The Incubation Period
After the virus enters your skin, it takes time before any bumps appear. The typical incubation period ranges from two to seven weeks, but it can be as short as one week or as long as six months. This long, variable window makes it difficult to pinpoint exactly when or where exposure happened. You may have been infected weeks or months before the first bump shows up, which also means you could unknowingly pass the virus to others during that time if viral particles are present on the skin surface.
How Long the Infection Lasts
In people with healthy immune systems, molluscum bumps typically disappear on their own within 6 to 12 months without any treatment. Some cases, however, can take as long as four years to fully resolve. The timeline depends partly on how many bumps develop and whether new ones keep forming through autoinoculation.
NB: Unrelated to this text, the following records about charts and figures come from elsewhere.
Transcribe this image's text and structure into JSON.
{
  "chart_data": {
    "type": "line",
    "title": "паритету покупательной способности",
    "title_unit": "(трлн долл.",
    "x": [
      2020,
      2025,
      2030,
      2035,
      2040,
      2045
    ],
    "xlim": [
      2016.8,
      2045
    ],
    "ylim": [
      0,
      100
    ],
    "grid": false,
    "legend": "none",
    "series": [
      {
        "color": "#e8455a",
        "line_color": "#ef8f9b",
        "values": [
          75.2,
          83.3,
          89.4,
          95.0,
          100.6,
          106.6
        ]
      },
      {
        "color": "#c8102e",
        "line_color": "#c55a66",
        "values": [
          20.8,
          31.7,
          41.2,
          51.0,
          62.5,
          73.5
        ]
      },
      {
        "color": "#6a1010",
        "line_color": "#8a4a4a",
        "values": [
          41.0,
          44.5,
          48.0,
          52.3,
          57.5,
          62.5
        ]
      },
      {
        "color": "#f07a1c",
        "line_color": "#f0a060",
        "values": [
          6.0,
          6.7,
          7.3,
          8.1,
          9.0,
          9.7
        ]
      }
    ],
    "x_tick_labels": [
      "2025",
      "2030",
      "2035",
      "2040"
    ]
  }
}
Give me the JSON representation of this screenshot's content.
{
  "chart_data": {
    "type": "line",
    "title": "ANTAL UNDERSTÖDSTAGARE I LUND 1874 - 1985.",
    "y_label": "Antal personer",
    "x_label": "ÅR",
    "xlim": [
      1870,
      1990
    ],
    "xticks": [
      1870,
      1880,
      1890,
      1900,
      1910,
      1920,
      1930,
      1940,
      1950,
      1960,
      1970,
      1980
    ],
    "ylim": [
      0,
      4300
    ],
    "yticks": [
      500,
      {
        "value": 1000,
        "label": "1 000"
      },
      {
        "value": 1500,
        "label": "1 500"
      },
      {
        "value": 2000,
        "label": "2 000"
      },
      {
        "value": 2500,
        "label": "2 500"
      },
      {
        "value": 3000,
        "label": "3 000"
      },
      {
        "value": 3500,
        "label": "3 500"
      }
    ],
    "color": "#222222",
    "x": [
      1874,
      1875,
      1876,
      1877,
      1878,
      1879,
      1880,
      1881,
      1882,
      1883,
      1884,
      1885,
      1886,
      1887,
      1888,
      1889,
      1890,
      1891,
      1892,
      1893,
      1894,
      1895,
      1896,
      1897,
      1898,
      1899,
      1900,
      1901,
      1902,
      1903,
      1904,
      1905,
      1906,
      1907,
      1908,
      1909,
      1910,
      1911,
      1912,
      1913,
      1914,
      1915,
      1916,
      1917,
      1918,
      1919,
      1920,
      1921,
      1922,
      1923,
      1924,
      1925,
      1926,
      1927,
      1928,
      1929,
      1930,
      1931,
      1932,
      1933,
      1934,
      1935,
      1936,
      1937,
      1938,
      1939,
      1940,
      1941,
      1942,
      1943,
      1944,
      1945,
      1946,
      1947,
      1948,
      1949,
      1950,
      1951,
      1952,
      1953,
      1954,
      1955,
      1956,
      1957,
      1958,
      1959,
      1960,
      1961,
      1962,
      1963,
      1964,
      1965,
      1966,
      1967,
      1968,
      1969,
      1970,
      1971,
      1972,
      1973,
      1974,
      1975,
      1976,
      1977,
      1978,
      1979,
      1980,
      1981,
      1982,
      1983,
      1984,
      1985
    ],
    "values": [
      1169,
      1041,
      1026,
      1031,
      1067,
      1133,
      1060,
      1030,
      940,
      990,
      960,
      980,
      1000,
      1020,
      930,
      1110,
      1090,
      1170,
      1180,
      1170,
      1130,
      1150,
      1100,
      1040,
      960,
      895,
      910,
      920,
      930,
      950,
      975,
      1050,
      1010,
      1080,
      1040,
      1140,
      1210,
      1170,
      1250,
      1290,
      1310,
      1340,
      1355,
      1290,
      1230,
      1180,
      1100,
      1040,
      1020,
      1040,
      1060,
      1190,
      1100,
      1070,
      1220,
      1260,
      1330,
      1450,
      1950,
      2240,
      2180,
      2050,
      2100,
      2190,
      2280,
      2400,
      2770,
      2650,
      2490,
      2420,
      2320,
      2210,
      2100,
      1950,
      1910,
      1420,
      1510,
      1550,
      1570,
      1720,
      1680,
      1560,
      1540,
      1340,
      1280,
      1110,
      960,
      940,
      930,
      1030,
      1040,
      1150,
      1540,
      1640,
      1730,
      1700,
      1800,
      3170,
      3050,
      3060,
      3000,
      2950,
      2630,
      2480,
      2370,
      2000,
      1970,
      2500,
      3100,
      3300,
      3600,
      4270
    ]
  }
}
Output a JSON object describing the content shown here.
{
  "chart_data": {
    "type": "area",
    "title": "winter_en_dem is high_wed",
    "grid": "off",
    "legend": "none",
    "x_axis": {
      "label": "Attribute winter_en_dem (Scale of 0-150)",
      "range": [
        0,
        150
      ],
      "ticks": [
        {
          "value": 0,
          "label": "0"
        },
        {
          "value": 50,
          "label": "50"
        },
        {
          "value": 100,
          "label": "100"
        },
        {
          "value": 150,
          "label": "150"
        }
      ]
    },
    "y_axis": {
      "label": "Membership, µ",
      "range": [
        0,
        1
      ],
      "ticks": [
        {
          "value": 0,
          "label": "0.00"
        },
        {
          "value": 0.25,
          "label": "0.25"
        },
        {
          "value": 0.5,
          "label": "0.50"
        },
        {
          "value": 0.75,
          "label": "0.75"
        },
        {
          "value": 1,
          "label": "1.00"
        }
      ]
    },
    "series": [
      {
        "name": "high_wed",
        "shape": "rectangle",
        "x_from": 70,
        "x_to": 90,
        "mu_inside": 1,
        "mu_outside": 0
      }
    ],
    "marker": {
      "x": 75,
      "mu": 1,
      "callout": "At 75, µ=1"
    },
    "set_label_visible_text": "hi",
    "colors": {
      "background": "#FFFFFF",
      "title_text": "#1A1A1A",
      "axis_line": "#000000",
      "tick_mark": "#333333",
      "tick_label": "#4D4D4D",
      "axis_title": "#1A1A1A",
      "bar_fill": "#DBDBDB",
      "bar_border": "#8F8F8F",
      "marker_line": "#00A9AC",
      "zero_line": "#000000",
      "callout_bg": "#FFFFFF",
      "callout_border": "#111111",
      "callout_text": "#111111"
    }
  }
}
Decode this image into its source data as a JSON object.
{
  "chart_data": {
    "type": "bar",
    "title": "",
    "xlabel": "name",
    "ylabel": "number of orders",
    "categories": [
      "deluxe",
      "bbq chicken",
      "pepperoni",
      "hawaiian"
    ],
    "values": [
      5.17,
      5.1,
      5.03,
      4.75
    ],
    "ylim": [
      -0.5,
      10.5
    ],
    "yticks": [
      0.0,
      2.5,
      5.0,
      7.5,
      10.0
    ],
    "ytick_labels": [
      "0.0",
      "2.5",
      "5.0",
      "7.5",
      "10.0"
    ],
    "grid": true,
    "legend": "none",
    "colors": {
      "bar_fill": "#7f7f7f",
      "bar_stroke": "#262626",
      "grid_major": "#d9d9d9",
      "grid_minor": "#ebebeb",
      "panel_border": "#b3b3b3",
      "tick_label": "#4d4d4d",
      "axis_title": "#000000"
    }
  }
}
The slow resolution is largely about how the virus interacts with your immune system. MCV has evolved strategies to hide from immune detection within skin cells. Eventually, your body mounts a strong enough inflammatory response to clear the infected cells, which is why some bumps become red and irritated before they disappear. That inflammation is actually a sign your immune system is winning.
Who Gets Molluscum Most Often
Children between the ages of 1 and 10 are the most commonly affected group, largely because of frequent skin-to-skin contact during play and shared items in school and daycare settings. In adults, molluscum is most often seen as a sexually transmitted infection, with bumps appearing in the genital region. Adults with compromised immune systems, whether from HIV, organ transplant medications, or other immunosuppressive therapies, represent the third major group and tend to experience the most persistent and widespread infections.
Warm, humid climates and crowded living conditions also increase the chance of transmission, simply because the virus survives better on moist surfaces and people have more frequent close contact.